Düşünce ve fikir özgürlüğümüz bazen sınırları öyle bir aşıyor ki... Biz bize ne kadar yabancı olduk? Seçim ve geçimden daha önemli bir mesele bu.

Haftaya çoğunluğun verdiği kararla yeni bir dönem başlayacak. Öncelikle hayırlara vesile olmasını diliyorum. Dünyada her şeyin, her gün daha kötüye gittiğini kabul edersek, yorgunluğu ve umutsuzluğu anlatmaya gerek kalmaz. Ama şairin de dediği gibi, bir umuttur yaşamak.

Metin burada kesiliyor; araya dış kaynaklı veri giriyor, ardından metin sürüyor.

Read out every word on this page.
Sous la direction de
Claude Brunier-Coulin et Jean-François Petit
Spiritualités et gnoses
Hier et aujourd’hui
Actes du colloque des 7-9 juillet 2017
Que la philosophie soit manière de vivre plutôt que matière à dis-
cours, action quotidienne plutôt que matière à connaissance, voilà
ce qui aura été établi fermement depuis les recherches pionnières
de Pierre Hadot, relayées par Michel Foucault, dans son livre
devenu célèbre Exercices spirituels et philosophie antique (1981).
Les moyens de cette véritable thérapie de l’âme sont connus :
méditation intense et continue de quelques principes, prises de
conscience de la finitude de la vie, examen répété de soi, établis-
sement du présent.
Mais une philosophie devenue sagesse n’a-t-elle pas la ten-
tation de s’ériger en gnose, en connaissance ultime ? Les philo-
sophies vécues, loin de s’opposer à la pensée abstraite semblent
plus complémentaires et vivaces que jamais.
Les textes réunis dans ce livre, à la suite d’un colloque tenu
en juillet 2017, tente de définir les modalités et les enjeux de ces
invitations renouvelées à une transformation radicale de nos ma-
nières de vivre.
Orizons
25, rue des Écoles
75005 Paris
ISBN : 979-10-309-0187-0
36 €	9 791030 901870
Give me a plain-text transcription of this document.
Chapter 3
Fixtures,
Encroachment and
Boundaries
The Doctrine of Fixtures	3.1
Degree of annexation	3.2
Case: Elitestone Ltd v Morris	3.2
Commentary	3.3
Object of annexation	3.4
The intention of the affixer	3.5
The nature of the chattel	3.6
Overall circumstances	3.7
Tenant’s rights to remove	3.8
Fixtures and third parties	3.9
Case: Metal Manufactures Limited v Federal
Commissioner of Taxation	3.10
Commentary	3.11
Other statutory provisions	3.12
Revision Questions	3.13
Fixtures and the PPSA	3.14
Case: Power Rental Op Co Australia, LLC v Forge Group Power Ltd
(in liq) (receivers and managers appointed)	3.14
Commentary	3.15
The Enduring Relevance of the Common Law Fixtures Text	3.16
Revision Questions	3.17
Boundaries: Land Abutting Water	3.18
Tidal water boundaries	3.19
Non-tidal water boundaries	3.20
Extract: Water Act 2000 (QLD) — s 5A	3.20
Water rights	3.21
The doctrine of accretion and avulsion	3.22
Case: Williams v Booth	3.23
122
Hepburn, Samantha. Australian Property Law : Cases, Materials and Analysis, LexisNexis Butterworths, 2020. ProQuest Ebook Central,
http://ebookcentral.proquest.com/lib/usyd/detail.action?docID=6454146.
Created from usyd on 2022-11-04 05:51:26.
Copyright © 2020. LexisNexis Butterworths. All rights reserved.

Komşularımızla, arkadaşlarımızla hatta en yakınlarımızla siyasi tartışmalara tutulduk. Kalpler kırıldı, ara bozuldu. Bunları hiçbir siyasi gelip de telafi edemez. Öyleyse siyaset için sınırı aşmamak en doğrusu. Zaten her şey dozunda kalmalı. Zorla güzelliğin olmadığını hepimiz biliyoruz. Kimsenin bakış açısı öyle birkaç kelimeyle, tartışmayla değiştiremeyiz. Sakin olalım. Sükunet en güzel öğretmendir. Belki göremediğimizi de görmüş oluruz böylece. Pazar günü vatandaşlık borcumuzu yerine getireceğiz, öfkeyle, hırsla değil ; umutla...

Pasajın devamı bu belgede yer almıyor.